Labour Market Testing for 457 Visas

webster By Mark Webster
Friday, 07 June 2013

The Minister for Immigration has announced a new labour market testing requirement for 457 sponsorship as part of the Migration Amendment (Temporary Sponsored Visas) Bill 2013.

Note that the Bill has not yet been passed by Parliament, and it is not yet clear when the legislation will come into effect, if ever.

Labour Market Testing was previously a requirement for 457 sponsorship, but was abolished in 2003. Currently, Employers do not need to show that they have tried to hire an Australian permanent resident or citizen for a position to be filled by a 457 visa holder.

Evidence of Attempts to Fill the Position Locally

Under the proposed legislation, employers may need to provide evidence that they have made attempts to fill the position locally before looking to sponsor.
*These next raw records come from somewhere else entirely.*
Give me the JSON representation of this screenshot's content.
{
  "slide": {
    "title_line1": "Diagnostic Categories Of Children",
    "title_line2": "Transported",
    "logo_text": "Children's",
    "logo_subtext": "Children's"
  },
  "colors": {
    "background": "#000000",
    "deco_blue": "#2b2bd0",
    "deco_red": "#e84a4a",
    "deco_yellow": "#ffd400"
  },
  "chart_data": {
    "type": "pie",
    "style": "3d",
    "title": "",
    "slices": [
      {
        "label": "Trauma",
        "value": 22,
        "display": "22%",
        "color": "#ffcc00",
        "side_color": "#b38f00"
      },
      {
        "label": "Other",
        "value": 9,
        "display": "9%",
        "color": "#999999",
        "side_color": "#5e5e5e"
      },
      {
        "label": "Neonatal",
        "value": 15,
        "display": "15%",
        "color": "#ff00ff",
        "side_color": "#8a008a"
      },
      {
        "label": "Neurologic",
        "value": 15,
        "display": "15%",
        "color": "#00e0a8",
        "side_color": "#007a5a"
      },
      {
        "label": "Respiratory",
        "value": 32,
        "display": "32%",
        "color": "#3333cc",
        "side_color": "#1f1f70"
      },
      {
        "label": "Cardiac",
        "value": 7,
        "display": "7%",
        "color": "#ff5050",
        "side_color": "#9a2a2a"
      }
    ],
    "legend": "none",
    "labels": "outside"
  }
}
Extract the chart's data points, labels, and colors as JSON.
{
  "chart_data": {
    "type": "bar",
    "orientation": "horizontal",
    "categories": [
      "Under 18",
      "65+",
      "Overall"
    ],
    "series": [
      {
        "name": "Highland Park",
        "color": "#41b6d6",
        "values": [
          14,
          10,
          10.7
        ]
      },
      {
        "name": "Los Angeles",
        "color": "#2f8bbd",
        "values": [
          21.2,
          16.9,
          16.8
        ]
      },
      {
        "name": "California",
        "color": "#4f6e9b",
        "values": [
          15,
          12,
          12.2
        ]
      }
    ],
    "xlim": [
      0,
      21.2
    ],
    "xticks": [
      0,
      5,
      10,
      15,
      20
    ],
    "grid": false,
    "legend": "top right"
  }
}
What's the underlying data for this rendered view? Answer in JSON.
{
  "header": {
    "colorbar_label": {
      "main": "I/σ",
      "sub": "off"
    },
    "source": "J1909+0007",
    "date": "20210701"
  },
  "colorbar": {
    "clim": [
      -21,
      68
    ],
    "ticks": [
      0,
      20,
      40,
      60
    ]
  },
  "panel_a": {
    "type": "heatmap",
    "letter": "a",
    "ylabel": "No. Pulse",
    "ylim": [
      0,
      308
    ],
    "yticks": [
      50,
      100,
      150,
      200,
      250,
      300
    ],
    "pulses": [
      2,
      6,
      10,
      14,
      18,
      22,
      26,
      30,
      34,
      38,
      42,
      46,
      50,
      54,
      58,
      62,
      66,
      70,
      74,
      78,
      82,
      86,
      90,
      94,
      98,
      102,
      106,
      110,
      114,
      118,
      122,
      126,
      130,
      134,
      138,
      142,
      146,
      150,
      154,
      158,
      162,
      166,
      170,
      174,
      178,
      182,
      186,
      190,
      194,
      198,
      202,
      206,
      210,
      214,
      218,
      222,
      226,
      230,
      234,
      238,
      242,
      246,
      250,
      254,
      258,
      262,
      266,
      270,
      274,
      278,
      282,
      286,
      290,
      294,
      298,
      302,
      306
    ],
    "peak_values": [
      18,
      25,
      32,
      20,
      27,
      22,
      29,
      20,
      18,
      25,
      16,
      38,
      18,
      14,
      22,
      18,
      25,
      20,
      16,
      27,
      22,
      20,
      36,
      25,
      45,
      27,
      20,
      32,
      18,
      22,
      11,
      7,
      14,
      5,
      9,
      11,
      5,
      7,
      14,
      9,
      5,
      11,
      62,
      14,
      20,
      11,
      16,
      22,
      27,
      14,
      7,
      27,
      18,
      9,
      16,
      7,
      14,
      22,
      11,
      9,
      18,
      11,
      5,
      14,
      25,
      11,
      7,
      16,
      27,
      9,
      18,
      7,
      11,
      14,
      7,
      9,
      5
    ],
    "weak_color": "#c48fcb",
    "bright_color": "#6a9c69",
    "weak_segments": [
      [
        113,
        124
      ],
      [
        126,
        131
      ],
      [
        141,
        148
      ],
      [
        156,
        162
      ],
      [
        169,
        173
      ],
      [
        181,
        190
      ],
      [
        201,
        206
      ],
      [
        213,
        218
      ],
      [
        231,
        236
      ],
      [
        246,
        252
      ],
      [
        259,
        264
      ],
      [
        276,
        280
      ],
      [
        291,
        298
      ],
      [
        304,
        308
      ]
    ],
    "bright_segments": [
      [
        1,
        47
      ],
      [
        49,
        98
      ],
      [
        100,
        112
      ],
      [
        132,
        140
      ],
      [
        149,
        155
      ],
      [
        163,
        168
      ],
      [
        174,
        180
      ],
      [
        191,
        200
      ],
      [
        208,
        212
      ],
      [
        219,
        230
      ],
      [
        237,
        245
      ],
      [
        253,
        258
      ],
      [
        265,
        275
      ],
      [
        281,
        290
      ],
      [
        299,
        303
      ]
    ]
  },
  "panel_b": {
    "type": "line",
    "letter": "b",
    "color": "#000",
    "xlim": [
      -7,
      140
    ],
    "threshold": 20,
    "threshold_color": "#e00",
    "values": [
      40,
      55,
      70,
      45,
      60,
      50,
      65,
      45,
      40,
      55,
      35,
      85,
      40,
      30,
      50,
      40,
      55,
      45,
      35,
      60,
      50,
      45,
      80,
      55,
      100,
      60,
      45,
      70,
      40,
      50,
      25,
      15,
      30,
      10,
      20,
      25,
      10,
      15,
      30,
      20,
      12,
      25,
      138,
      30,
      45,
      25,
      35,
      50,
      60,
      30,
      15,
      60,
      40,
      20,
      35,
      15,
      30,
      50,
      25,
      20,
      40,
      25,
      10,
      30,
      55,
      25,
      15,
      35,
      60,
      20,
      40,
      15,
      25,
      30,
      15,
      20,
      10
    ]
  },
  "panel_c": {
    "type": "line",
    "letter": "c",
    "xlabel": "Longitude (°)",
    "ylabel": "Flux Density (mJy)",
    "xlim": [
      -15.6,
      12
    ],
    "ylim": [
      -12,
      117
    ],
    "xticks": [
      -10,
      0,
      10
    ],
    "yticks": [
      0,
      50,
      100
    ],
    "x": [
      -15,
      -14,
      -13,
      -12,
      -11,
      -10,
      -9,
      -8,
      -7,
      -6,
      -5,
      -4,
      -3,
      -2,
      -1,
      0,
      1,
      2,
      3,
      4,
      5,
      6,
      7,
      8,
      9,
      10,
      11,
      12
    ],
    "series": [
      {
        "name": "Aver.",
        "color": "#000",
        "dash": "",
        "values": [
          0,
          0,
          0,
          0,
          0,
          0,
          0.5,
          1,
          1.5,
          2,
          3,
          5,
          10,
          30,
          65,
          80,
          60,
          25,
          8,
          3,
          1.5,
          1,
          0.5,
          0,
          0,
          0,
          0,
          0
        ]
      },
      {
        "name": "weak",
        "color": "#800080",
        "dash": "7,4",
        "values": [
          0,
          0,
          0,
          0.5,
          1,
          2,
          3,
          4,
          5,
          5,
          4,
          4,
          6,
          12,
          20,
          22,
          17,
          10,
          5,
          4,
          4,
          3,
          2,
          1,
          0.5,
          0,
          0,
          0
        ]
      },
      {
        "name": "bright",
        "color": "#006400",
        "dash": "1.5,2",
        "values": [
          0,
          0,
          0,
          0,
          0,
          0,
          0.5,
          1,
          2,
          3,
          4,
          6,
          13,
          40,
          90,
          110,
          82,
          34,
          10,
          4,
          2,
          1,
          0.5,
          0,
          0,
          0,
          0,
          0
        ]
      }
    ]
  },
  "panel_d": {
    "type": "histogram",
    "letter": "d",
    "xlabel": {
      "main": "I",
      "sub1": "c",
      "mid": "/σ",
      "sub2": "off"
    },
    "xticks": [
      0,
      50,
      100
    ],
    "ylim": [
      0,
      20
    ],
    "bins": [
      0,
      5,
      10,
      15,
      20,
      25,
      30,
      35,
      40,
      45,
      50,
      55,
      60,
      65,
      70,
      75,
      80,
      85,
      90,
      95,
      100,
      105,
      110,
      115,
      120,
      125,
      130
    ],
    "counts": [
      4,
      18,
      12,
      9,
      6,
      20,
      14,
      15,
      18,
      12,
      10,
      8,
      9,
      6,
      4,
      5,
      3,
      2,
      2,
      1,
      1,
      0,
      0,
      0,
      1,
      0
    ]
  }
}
Evidence that can be provided would include:

  • Advertising of the position by the employer
  • Participation in career expos
  • Fees paid for recruitment
  • Results of recruitment attempts

It is expected that the employer would need to show that they have made such attempts within the 6 months prior to making the nomination for a 457 visa. The legislation allows for the change to be introduced some time after the Bill comes into effect, so employers may not be impacted immediately.

Alternatives to Providing Evidence of Recruitment Efforts

Instead of providing evidence of recruitment efforts, employers would also be able to provide:
  • Research into labour market trends
  • Letters of support from government agencies
For occupations known to be in short supply in Australia or in a particular region, this may well be the best way to meet the new requirement.

Exemptions to Labour Market Testing

Where there has been a recent major disaster, employers can be exempted from the labour market testing requirement.

Apart from this, the legislation allows for most occupations to be exempted from labour market testing. In particular, the following types of occupations can be exempted by being listed on a legislative instrument:

  • Professionals and Managers: Occupations requiring a bachelor degree or 5 years of work experience would be exempt by default
  • Associate Professionals: Occupations requiring a diploma or 3 years of work experience would be exempt by default

The Minister has indicated that most professional and management positions will be exempted. The Bill also helpfully mentions that the legislative instrument can be disallowed by Parliament - the result of this is that no occupations would be exempt and so all occupations would require labour market testing!

There is no capacity to exempt trade and technician occupations from labour market testing, even by legislative instrument. These occupations require completion of an apprenticeship or Certificate IV, and would require labour market evidence, except for instances of major disasters.

Conclusion

If the Migration Amendment (Temporary Sponsored Visas) Bill 2013 is enacted, the new labour market testing requirements will have a significant impact on employers using the 457 program. In particular:
  • Employers sponsoring trade and technician occupations will need to provide labour market evidence in most cases
  • Most professional and management occupations should be exempt, but will require them to be explicitly listed in a legislative instrument as being exempt.
  • Where labour market testing is required, this could add weeks or months to the time taken to obtain the necessary 457 visa. It may also require additional recruitment expense and administrative overhead for the process

Perhaps the best way to deal with the new requirement would be to ensure that solid evidence of labour market conditions can be shown to avoid the need for advertising positions.